Le texte de M. Coquerel est co-signé par une quinzaine de députés, principalement de gauche mais aussi deux appartenant au groupe LREM, Jean-Baptiste Moreau et Patrick Vignal, et un au groupe MoDem, Richard Ramos.

La proposition sur la "lutte contre le commerce illégal de drogues" -son intitulé officiel- s'articule autour de trois axes: la prévention, la légalisation du cannabis et la sécurité.

La lutte contre la drogue n'y est plus l'apanage du seul ministère de l'Intérieur, celui de la Santé étant amené à "assumer la coordination en matière de stupéfiants".

L'idée centrale repose sur le fait qu'un cannabis légalisé, produit et commercialisé sous contrôle des pouvoirs publics, permettrait d'assécher les trafics et de mieux agir en matière de santé publique.

M. Coquerel, élu de Seine-Saint-Denis, a dressé devant la presse un "bilan catastrophique" de la politique répressive suivie actuellement, "qui ne fonctionne ni pour freiner la consommation, ni pour freiner le trafic".
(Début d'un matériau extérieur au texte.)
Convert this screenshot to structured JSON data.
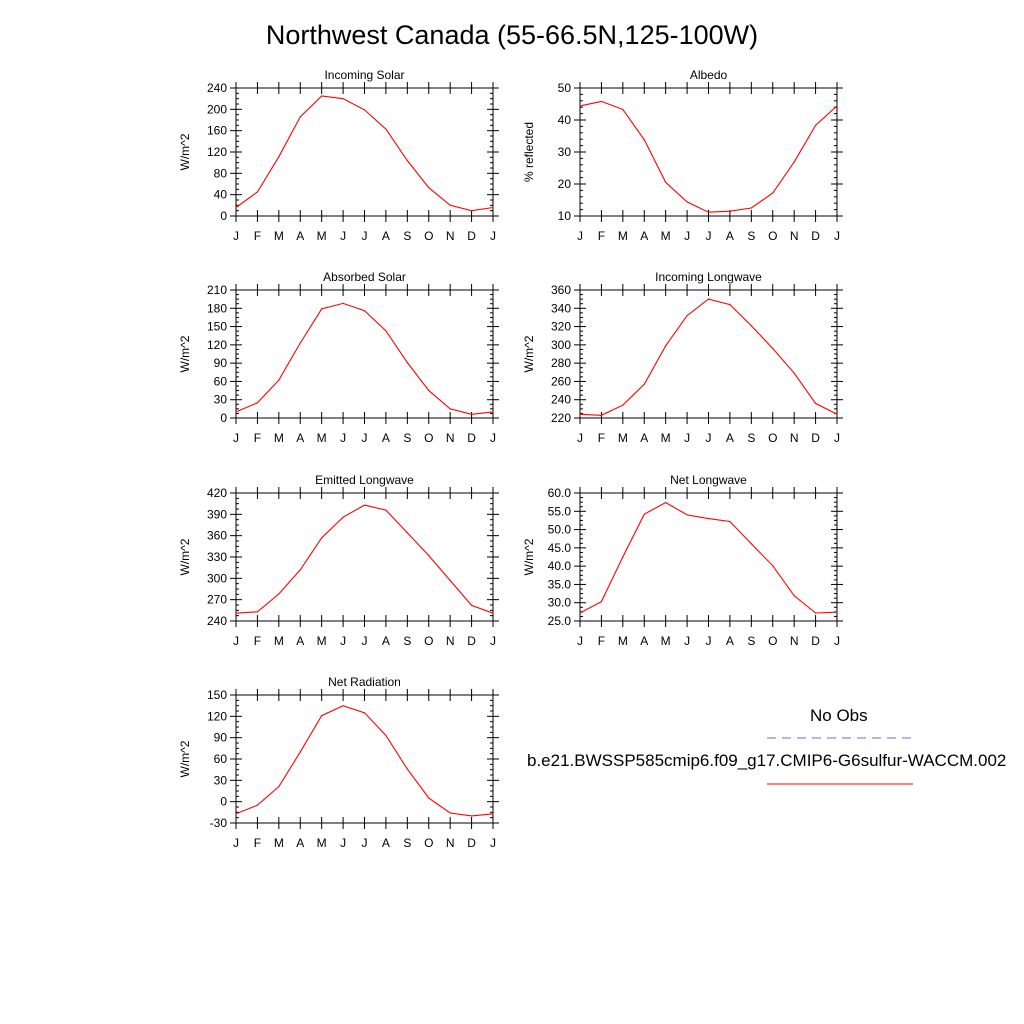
{
  "title": "Northwest Canada (55-66.5N,125-100W)",
  "colors": {
    "model": "#ff0000",
    "obs": "#6666ff",
    "axis": "#000000"
  },
  "legend": {
    "obs_label": "No Obs",
    "model_label": "b.e21.BWSSP585cmip6.f09_g17.CMIP6-G6sulfur-WACCM.002"
  },
  "chart_data": [
    {
      "type": "line",
      "title": "Incoming Solar",
      "ylabel": "W/m^2",
      "categories": [
        "J",
        "F",
        "M",
        "A",
        "M",
        "J",
        "J",
        "A",
        "S",
        "O",
        "N",
        "D",
        "J"
      ],
      "ylim": [
        0,
        240
      ],
      "yticks": [
        "0",
        "40",
        "80",
        "120",
        "160",
        "200",
        "240"
      ],
      "values": [
        16,
        45,
        111,
        186,
        225,
        220,
        199,
        163,
        104,
        53,
        20,
        10,
        16
      ]
    },
    {
      "type": "line",
      "title": "Albedo",
      "ylabel": "% reflected",
      "categories": [
        "J",
        "F",
        "M",
        "A",
        "M",
        "J",
        "J",
        "A",
        "S",
        "O",
        "N",
        "D",
        "J"
      ],
      "ylim": [
        10,
        50
      ],
      "yticks": [
        "10",
        "20",
        "30",
        "40",
        "50"
      ],
      "values": [
        44.4,
        45.8,
        43.3,
        33.8,
        20.5,
        14.4,
        11.2,
        11.5,
        12.5,
        17.2,
        26.9,
        38.3,
        44.4
      ]
    },
    {
      "type": "line",
      "title": "Absorbed Solar",
      "ylabel": "W/m^2",
      "categories": [
        "J",
        "F",
        "M",
        "A",
        "M",
        "J",
        "J",
        "A",
        "S",
        "O",
        "N",
        "D",
        "J"
      ],
      "ylim": [
        0,
        210
      ],
      "yticks": [
        "0",
        "30",
        "60",
        "90",
        "120",
        "150",
        "180",
        "210"
      ],
      "values": [
        10,
        25,
        62,
        123,
        179,
        188,
        176,
        143,
        91,
        45,
        15,
        6,
        10
      ]
    },
    {
      "type": "line",
      "title": "Incoming Longwave",
      "ylabel": "W/m^2",
      "categories": [
        "J",
        "F",
        "M",
        "A",
        "M",
        "J",
        "J",
        "A",
        "S",
        "O",
        "N",
        "D",
        "J"
      ],
      "ylim": [
        220,
        360
      ],
      "yticks": [
        "220",
        "240",
        "260",
        "280",
        "300",
        "320",
        "340",
        "360"
      ],
      "values": [
        224,
        223,
        234,
        257,
        299,
        332,
        350,
        344,
        321,
        296,
        269,
        236,
        224
      ]
    },
    {
      "type": "line",
      "title": "Emitted Longwave",
      "ylabel": "W/m^2",
      "categories": [
        "J",
        "F",
        "M",
        "A",
        "M",
        "J",
        "J",
        "A",
        "S",
        "O",
        "N",
        "D",
        "J"
      ],
      "ylim": [
        240,
        420
      ],
      "yticks": [
        "240",
        "270",
        "300",
        "330",
        "360",
        "390",
        "420"
      ],
      "values": [
        251,
        253,
        278,
        312,
        357,
        386,
        403,
        396,
        364,
        332,
        297,
        262,
        251
      ]
    },
    {
      "type": "line",
      "title": "Net Longwave",
      "ylabel": "W/m^2",
      "categories": [
        "J",
        "F",
        "M",
        "A",
        "M",
        "J",
        "J",
        "A",
        "S",
        "O",
        "N",
        "D",
        "J"
      ],
      "ylim": [
        25,
        60
      ],
      "yticks": [
        "25.0",
        "30.0",
        "35.0",
        "40.0",
        "45.0",
        "50.0",
        "55.0",
        "60.0"
      ],
      "values": [
        27.2,
        30.3,
        42.5,
        54.2,
        57.4,
        54,
        53,
        52.2,
        46.1,
        40.1,
        31.9,
        27.2,
        27.4
      ]
    },
    {
      "type": "line",
      "title": "Net Radiation",
      "ylabel": "W/m^2",
      "categories": [
        "J",
        "F",
        "M",
        "A",
        "M",
        "J",
        "J",
        "A",
        "S",
        "O",
        "N",
        "D",
        "J"
      ],
      "ylim": [
        -30,
        150
      ],
      "yticks": [
        "-30",
        "0",
        "30",
        "60",
        "90",
        "120",
        "150"
      ],
      "values": [
        -17,
        -5,
        21,
        70,
        121,
        135,
        125,
        93,
        46,
        5,
        -16,
        -20,
        -17
      ]
    }
  ]
}
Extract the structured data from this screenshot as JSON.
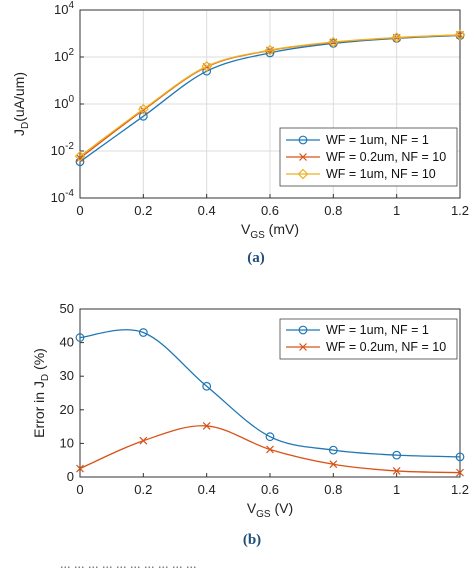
{
  "chart_data": [
    {
      "type": "line",
      "caption": "(a)",
      "xlabel_main": "V",
      "xlabel_sub": "GS",
      "xlabel_unit": " (mV)",
      "ylabel_main": "J",
      "ylabel_sub": "D",
      "ylabel_unit": "(uA/um)",
      "yscale": "log",
      "xlim": [
        0,
        1.2
      ],
      "ylim": [
        0.0001,
        10000
      ],
      "grid": true,
      "legend_position": "bottom-right",
      "xticks": [
        "0",
        "0.2",
        "0.4",
        "0.6",
        "0.8",
        "1",
        "1.2"
      ],
      "yticks": [
        {
          "base": "10",
          "exp": "4"
        },
        {
          "base": "10",
          "exp": "2"
        },
        {
          "base": "10",
          "exp": "0"
        },
        {
          "base": "10",
          "exp": "-2"
        },
        {
          "base": "10",
          "exp": "-4"
        }
      ],
      "series": [
        {
          "name": "WF = 1um, NF = 1",
          "color": "#1f77b4",
          "marker": "circle",
          "x": [
            0,
            0.2,
            0.4,
            0.6,
            0.8,
            1.0,
            1.2
          ],
          "y": [
            0.0035,
            0.3,
            25,
            150,
            380,
            620,
            820
          ]
        },
        {
          "name": "WF = 0.2um, NF = 10",
          "color": "#d95319",
          "marker": "x",
          "x": [
            0,
            0.2,
            0.4,
            0.6,
            0.8,
            1.0,
            1.2
          ],
          "y": [
            0.005,
            0.55,
            38,
            190,
            420,
            660,
            870
          ]
        },
        {
          "name": "WF = 1um, NF = 10",
          "color": "#edb120",
          "marker": "diamond",
          "x": [
            0,
            0.2,
            0.4,
            0.6,
            0.8,
            1.0,
            1.2
          ],
          "y": [
            0.006,
            0.6,
            40,
            195,
            430,
            670,
            880
          ]
        }
      ]
    },
    {
      "type": "line",
      "caption": "(b)",
      "xlabel_main": "V",
      "xlabel_sub": "GS",
      "xlabel_unit": " (V)",
      "ylabel_main": "Error in J",
      "ylabel_sub": "D",
      "ylabel_unit": " (%)",
      "xlim": [
        0,
        1.2
      ],
      "ylim": [
        0,
        50
      ],
      "grid": false,
      "legend_position": "top-right",
      "xticks": [
        "0",
        "0.2",
        "0.4",
        "0.6",
        "0.8",
        "1",
        "1.2"
      ],
      "yticks": [
        "0",
        "10",
        "20",
        "30",
        "40",
        "50"
      ],
      "series": [
        {
          "name": "WF = 1um, NF = 1",
          "color": "#1f77b4",
          "marker": "circle",
          "x": [
            0,
            0.2,
            0.4,
            0.6,
            0.8,
            1.0,
            1.2
          ],
          "y": [
            41.5,
            43,
            27,
            12,
            8,
            6.5,
            6
          ]
        },
        {
          "name": "WF = 0.2um, NF = 10",
          "color": "#d95319",
          "marker": "x",
          "x": [
            0,
            0.2,
            0.4,
            0.6,
            0.8,
            1.0,
            1.2
          ],
          "y": [
            2.5,
            10.8,
            15.2,
            8.2,
            3.8,
            1.8,
            1.3
          ]
        }
      ]
    }
  ],
  "footer_text": "... ... ... ... ... ... ... ... ... ..."
}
"On sait que la légalisation est inéluctable" même si "c'est un sujet très difficile à aborder dans le débat public", a abondé François-Michel Lambert (groupe Libertés et territoires), l'un des plus ardents partisans de la dépénalisation à l'Assemblée.

Une proposition de loi de M. Lambert, dont des éléments ont été repris dans celle de M. Coquerel, avait été rejetée en commission des Affaires sociales au Palais Bourbon en mars dernier.

Un mission parlementaire, coordonnée par la députée LREM Caroline Janvier, a rendu au début du mois un rapport proposant également de légaliser le cannabis afin de contrer les trafics.

M. Coquerel a toutefois admis que face à l'opposition exprimée par le ministre de l'Intérieur Gérald Darmanin et le président Emmanuel Macron, sa proposition ou tout autre texte semblable n'avait pratiquement aucune chance d'aboutir pour le moment. "Cela ne se passera pas sous ce mandat", a-t-il convenu.

Mais en gardant la pression sur cet objectif, "je crois que la prochain mandature peut être l'occasion d'adopter une loi en ce sens", a espéré l'élu LFI.